Warga lain, Hartati juga mengaku hal yang sama. Ia mengaku hanya mendapatkan jatah 1 dari 5 liter yang disalurkan oleh pangkalan selama ini untuk kebutuhan selama satu minggu. Ia mengaku, Mitan dalam sebulan terakhir ini sulit didapatkan. Tidak hanya tingkat pengecer, namun juga tingkat pangkalan. Padahal sebelumnya stoknya cukup melimpah. “Tapi sekarang Mitan yang nonsubsidi saja tidak ada dan susah kita dapatkan,” katanya.

Selama tidak ada Mitan, Ia mengaku menggunakan kayu bakar untuk memasak. Kompor gas yang dibagikan secara gratis beberapa bulan lalu, hanya dibiarkan begitu saja di dapur. “Saya takut pakai. Takut salah menggunakan, karena tidak terbiasa,” katanya.

Sementara pangkalan Mitan di Desa Bajo, Hj. Nuraini, mengaku hanya bisa menyalurkan 1 liter lantaran, yang stok disalurkan agen sangat terbatas. Dari 1 drum, kini menjadi setengah drum.

“Kita hanya menerima sesuai yang disalurkan agen. Setengah drum ini juga kita cukupkan agar jatah semua KK terpenuhi, meski 1 liter yang penting kebagian semua,” katanya.
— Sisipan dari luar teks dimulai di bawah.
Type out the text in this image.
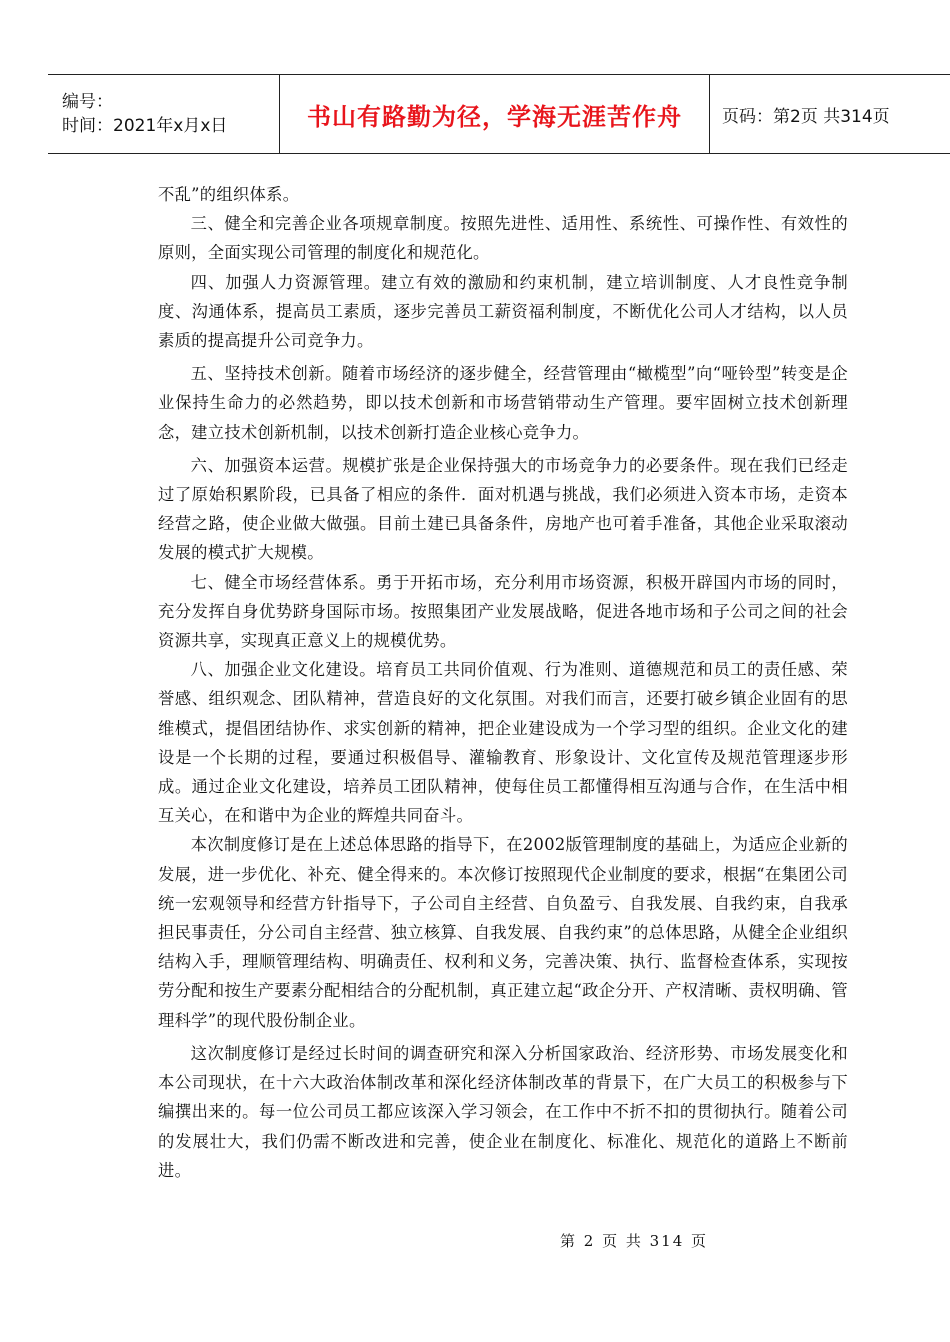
编号：
时间：2021年x月x日	书山有路勤为径，学海无涯苦作舟 页码：第2页 共314页

不乱”的组织体系。

三、健全和完善企业各项规章制度。按照先进性、适用性、系统性、可操作性、有效性的原则，全面实现公司管理的制度化和规范化。

四、加强人力资源管理。建立有效的激励和约束机制，建立培训制度、人才良性竞争制度、沟通体系，提高员工素质，逐步完善员工薪资福利制度，不断优化公司人才结构，以人员素质的提高提升公司竞争力。

五、坚持技术创新。随着市场经济的逐步健全，经营管理由“橄榄型”向“哑铃型”转变是企业保持生命力的必然趋势，即以技术创新和市场营销带动生产管理。要牢固树立技术创新理念，建立技术创新机制，以技术创新打造企业核心竞争力。

六、加强资本运营。规模扩张是企业保持强大的市场竞争力的必要条件。现在我们已经走过了原始积累阶段，已具备了相应的条件．面对机遇与挑战，我们必须进入资本市场，走资本经营之路，使企业做大做强。目前土建已具备条件，房地产也可着手准备，其他企业采取滚动发展的模式扩大规模。

七、健全市场经营体系。勇于开拓市场，充分利用市场资源，积极开辟国内市场的同时，充分发挥自身优势跻身国际市场。按照集团产业发展战略，促进各地市场和子公司之间的社会资源共享，实现真正意义上的规模优势。

八、加强企业文化建设。培育员工共同价值观、行为准则、道德规范和员工的责任感、荣誉感、组织观念、团队精神，营造良好的文化氛围。对我们而言，还要打破乡镇企业固有的思维模式，提倡团结协作、求实创新的精神，把企业建设成为一个学习型的组织。企业文化的建设是一个长期的过程，要通过积极倡导、灌输教育、形象设计、文化宣传及规范管理逐步形成。通过企业文化建设，培养员工团队精神，使每住员工都懂得相互沟通与合作，在生活中相互关心，在和谐中为企业的辉煌共同奋斗。

本次制度修订是在上述总体思路的指导下，在2002版管理制度的基础上，为适应企业新的发展，进一步优化、补充、健全得来的。本次修订按照现代企业制度的要求，根据“在集团公司统一宏观领导和经营方针指导下，子公司自主经营、自负盈亏、自我发展、自我约束，自我承担民事责任，分公司自主经营、独立核算、自我发展、自我约束”的总体思路，从健全企业组织结构入手，理顺管理结构、明确责任、权利和义务，完善决策、执行、监督检查体系，实现按劳分配和按生产要素分配相结合的分配机制，真正建立起“政企分开、产权清晰、责权明确、管理科学”的现代股份制企业。

这次制度修订是经过长时间的调查研究和深入分析国家政治、经济形势、市场发展变化和本公司现状，在十六大政治体制改革和深化经济体制改革的背景下，在广大员工的积极参与下编撰出来的。每一位公司员工都应该深入学习领会，在工作中不折不扣的贯彻执行。随着公司的发展壮大，我们仍需不断改进和完善，使企业在制度化、标准化、规范化的道路上不断前进。

第 2 页 共 314 页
Menurutnhya, kekurangan mitan terjadi sejak satu bulan terahir ini karena ada pengurangan dari agen. Ia sendiri tidak mengetahuinya secara jelas, namun informasinya subsidi Mitan akan dihilangkan dan dialihkan ke gas.

“Informasinya akan dialihkan ke gas. Tapi saya berharap jatah mitan bisa ditambah karena warga disini belum bisa menggunakan kompor gas untuk memasak,” pungkasnya. (uki)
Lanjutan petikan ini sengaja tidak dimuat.